Governmental propaganda in Mexican comics. The case of El Libro Vaquero.
By: Iván Facundo Rubinstein and Laura Nallely Hernández Nieto
ARTICLE INFO: Volume: 06 Issue: 02:2020 ISSN: 2459-2943 DOI: 10.18680/hss.2020.0029 Pages: 207-228 Lic.: CC BY-NC-ND 4.0 |
KEYWORDS: governmental communication propaganda socio-semiotics Mexican comics El Libro Vaquero |
ABSTRACT
This article aims to analyze comic books’ use as vehicles for political communication. Employing socio-semiotic methodology, we describe the discursive operations utilized to disseminate governmental propaganda (a particular type of political communication) in Mexican popular culture.

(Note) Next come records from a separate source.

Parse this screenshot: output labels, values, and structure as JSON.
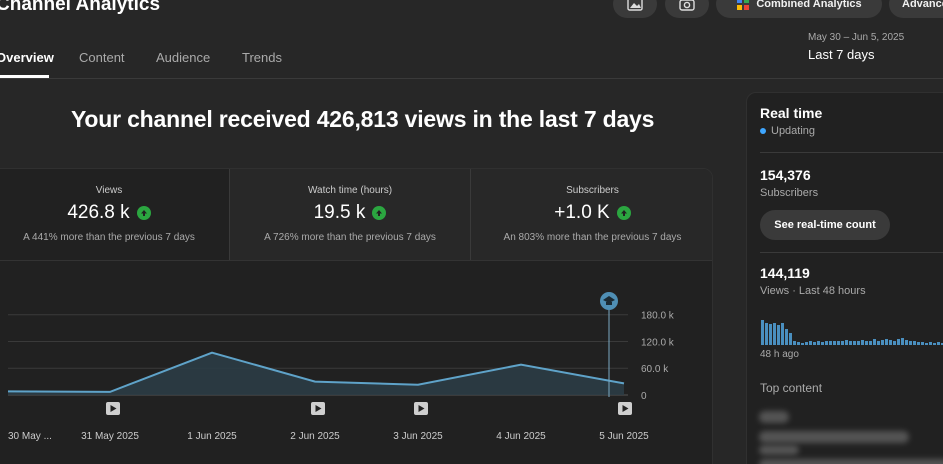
{
  "header": {
    "title": "Channel Analytics",
    "icon_buttons": [
      "image-icon",
      "camera-icon"
    ],
    "combined_analytics_label": "Combined Analytics",
    "advanced_label": "Advanced"
  },
  "tabs": [
    {
      "label": "Overview",
      "active": true
    },
    {
      "label": "Content",
      "active": false
    },
    {
      "label": "Audience",
      "active": false
    },
    {
      "label": "Trends",
      "active": false
    }
  ],
  "date_picker": {
    "range": "May 30 – Jun 5, 2025",
    "label": "Last 7 days"
  },
  "headline": "Your channel received 426,813 views in the last 7 days",
  "metrics": [
    {
      "label": "Views",
      "value": "426.8 k",
      "trend": "up",
      "compare": "A 441% more than the previous 7 days",
      "selected": false
    },
    {
      "label": "Watch time (hours)",
      "value": "19.5 k",
      "trend": "up",
      "compare": "A 726% more than the previous 7 days",
      "selected": true
    },
    {
      "label": "Subscribers",
      "value": "+1.0 K",
      "trend": "up",
      "compare": "An 803% more than the previous 7 days",
      "selected": true
    }
  ],
  "chart_data": {
    "type": "area",
    "x": [
      "30 May ...",
      "31 May 2025",
      "1 Jun 2025",
      "2 Jun 2025",
      "3 Jun 2025",
      "4 Jun 2025",
      "5 Jun 2025"
    ],
    "series": [
      {
        "values": [
          8000,
          7000,
          95000,
          30000,
          23000,
          68000,
          26000
        ]
      }
    ],
    "y_ticks": [
      "180.0 k",
      "120.0 k",
      "60.0 k",
      "0"
    ],
    "ylim": [
      0,
      200000
    ],
    "grid": true,
    "line_color": "#5fa3c9",
    "fill_color": "#2b3d47",
    "video_markers_at": [
      1,
      3,
      4,
      6
    ]
  },
  "realtime": {
    "title": "Real time",
    "status": "Updating",
    "subscribers_count": "154,376",
    "subscribers_label": "Subscribers",
    "button_label": "See real-time count",
    "views_count": "144,119",
    "views_label": "Views · Last 48 hours",
    "hist_values": [
      0.85,
      0.75,
      0.7,
      0.72,
      0.68,
      0.72,
      0.55,
      0.4,
      0.12,
      0.1,
      0.08,
      0.1,
      0.12,
      0.1,
      0.12,
      0.1,
      0.12,
      0.15,
      0.12,
      0.15,
      0.15,
      0.18,
      0.15,
      0.12,
      0.15,
      0.18,
      0.15,
      0.15,
      0.2,
      0.15,
      0.18,
      0.2,
      0.18,
      0.15,
      0.2,
      0.22,
      0.18,
      0.15,
      0.12,
      0.1,
      0.1,
      0.08,
      0.1,
      0.08,
      0.1,
      0.08,
      0.1,
      0.1
    ],
    "hist_caption": "48 h ago",
    "top_content_label": "Top content"
  },
  "colors": {
    "accent_blue": "#3ea6ff",
    "up_green": "#2ba640",
    "background": "#272727"
  }
}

Our corpus comprises institutionally commissioned comic inserts in one of the most iconic magazines of contemporary Mexico: El Libro Vaquero [‘The Cowboy Book’]. According to our findings, these comics tend to make citizens primarily responsible for implementing public policy, ignore the structural causes of the social problems they represent, reducing them to a sum of individual issues, and, finally, downplay state responsibilities while painting a positive image of the different State institutions. Consequently, we should take these comics as a type of institutional propaganda rather than as social marketing.